La prise des jours et leur éventuel regroupement se fera d’un commun accord avec la direction. A défaut d’accord, le salarié pourra placer le nombre de jours restant à prendre sur le nombre de jours équivalents avant la fin du contrat
ARTICLE 5 - PRIORITE D'ACCES AUX EMPLOIS EN CONTRAT A DUREE INDETERMINEE DANS L'ENTREPRISE
À tout moment lors du contrat, et à la demande du salarié, l'employeur l'informe des postes en contrat à durée indéterminée à pourvoir au sein de l'entreprise.
Le salarié pourra candidater à ces postes et l’entreprise pourra se positionner en fonction des éléments obtenus lors de l’entretien mentionné à l’article 3.1 du présent accord si celui-ci a déjà eu lieu.
Un nouvel entretien, ou plus si nécessaire, pourra éventuellement être organisé avant que l’entreprise ne se positionne sur la candidature du salarié.
La priorité ne vaut que par rapport à des candidats qui ne sont pas liés par un contrat de travail avec l’entreprise.
ARTICLE 6 - ENTREE EN VIGUEUR ET PUBLICITE
6.1. Durée
Le présent accord s'applique à compter du 09 octobre 2024 pour une durée indéterminée.
6.2 Révision
Le présent accord pourra faire l'objet de révision par l'employeur et le comité social et économique signataires du présent accord conformément aux dispositions de l’article L.2232-23-1 du Code du travail.
Toute demande de révision, obligatoirement accompagnée d'une proposition de rédaction nouvelle, sera notifiée par lettre recommandée avec accusé de réception à chacune des autres parties signataires.
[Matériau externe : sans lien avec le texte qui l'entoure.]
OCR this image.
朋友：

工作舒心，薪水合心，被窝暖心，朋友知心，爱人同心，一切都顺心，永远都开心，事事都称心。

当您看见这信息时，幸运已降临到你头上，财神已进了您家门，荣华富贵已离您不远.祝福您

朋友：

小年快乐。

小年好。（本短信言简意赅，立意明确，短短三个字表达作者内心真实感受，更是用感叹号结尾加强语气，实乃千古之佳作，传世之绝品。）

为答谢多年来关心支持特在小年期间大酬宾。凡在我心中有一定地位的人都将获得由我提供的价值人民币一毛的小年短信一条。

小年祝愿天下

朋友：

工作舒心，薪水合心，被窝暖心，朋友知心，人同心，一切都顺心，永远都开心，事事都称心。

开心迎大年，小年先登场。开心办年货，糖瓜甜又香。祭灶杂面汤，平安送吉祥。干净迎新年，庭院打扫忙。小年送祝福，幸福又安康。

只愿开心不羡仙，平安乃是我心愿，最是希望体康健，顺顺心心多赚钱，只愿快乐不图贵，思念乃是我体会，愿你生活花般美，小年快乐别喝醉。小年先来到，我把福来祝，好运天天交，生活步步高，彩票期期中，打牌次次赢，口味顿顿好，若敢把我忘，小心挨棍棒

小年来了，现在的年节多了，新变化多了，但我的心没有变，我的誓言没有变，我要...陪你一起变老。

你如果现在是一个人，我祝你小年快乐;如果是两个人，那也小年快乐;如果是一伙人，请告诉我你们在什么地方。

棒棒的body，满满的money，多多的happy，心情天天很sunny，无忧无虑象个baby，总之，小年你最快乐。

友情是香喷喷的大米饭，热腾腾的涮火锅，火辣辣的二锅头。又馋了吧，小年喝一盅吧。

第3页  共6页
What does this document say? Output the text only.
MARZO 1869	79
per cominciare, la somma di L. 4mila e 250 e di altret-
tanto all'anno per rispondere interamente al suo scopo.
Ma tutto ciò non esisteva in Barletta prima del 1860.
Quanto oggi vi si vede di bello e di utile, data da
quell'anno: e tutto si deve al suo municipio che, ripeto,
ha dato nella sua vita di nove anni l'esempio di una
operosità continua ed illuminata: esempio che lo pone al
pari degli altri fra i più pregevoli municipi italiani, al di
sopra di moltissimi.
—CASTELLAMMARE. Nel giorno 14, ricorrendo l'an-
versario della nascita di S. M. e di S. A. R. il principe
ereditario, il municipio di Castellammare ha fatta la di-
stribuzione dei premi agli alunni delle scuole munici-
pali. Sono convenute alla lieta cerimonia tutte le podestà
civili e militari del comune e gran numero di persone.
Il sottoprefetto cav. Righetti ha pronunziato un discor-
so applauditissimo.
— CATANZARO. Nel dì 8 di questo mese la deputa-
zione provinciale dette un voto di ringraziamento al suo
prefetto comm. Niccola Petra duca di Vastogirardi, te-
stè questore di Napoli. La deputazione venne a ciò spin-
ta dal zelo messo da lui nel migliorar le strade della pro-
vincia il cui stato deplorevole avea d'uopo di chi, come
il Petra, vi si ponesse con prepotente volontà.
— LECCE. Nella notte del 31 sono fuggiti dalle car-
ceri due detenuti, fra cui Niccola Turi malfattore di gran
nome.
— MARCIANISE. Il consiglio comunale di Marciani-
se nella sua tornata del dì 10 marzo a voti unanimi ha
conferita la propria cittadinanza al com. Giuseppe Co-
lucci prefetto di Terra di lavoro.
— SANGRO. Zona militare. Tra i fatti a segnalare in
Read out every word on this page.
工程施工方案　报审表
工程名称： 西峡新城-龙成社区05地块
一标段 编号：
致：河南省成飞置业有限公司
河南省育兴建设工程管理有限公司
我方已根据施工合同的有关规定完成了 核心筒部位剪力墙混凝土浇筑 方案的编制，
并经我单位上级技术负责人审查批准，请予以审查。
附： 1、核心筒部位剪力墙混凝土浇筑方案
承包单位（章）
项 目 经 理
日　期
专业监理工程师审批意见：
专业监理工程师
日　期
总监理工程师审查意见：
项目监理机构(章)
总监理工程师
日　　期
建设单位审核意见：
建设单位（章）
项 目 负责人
Le plus rapidement possible et, au plus tard, dans un délai de 30 jours à partir de l'envoi de cette lettre, les parties devront s'être rencontrées en vue de la conclusion éventuelle d'un avenant de révision. Les dispositions, objet de la demande de révision, resteront en vigueur jusqu'à la conclusion d'un tel avenant.
En cas d'évolution législative ou conventionnelle susceptible de remettre en cause tout ou partie des dispositions du présent accord, les parties signataires conviennent de se réunir à nouveau, dans un délai de deux mois après la publication de ces textes, afin d'envisager toute adaptation nécessaire.
6.3. Dénonciation
Le présent accord peut être dénoncé en totalité ou en partie, en respectant un délai 3 mois par l'employeur ou soit par un ou des membres titulaires de la délégation du personnel du CSE conformément aux dispositions de l’article L.2232-23-1 du Code du travail.
La dénonciation devra être notifiée aux autres signataires et donnera lieu à dépôt auprès des services du ministre chargé du travail.
Lorsque la dénonciation émane de l'employeur ou un ou plusieurs membres titulaires de la délégation du personnel du comité social et économique, l'accord continuera de produire effet jusqu'à l'entrée en vigueur de l'accord qui lui est substitué ou, à défaut, pendant la durée d'un an à compter du dépôt de la dénonciation.
En cas de dénonciation de l'accord, il appartiendra à l'employeur, sur demande écrite des membres titulaires de la délégation du personnel du comité social et économique, de négocier un nouvel accord. Pour ce faire, il devra convoquer le comité social et économique dans les trois mois qui suivent la dénonciation.
6.4. Dépôt de l’accord
Le présent accord sera transmis au Conseil de Prud’hommes compétent et déposé sur la plateforme en ligne TéléAccords, dans les 7 jours qui suivent sa signature, par l’entreprise.
Fait à St Clair le 09 octobre 2024 en cinq exemplaires originaux (de 5 pages paraphées par les signataires), dont un pour chaque partie signataire.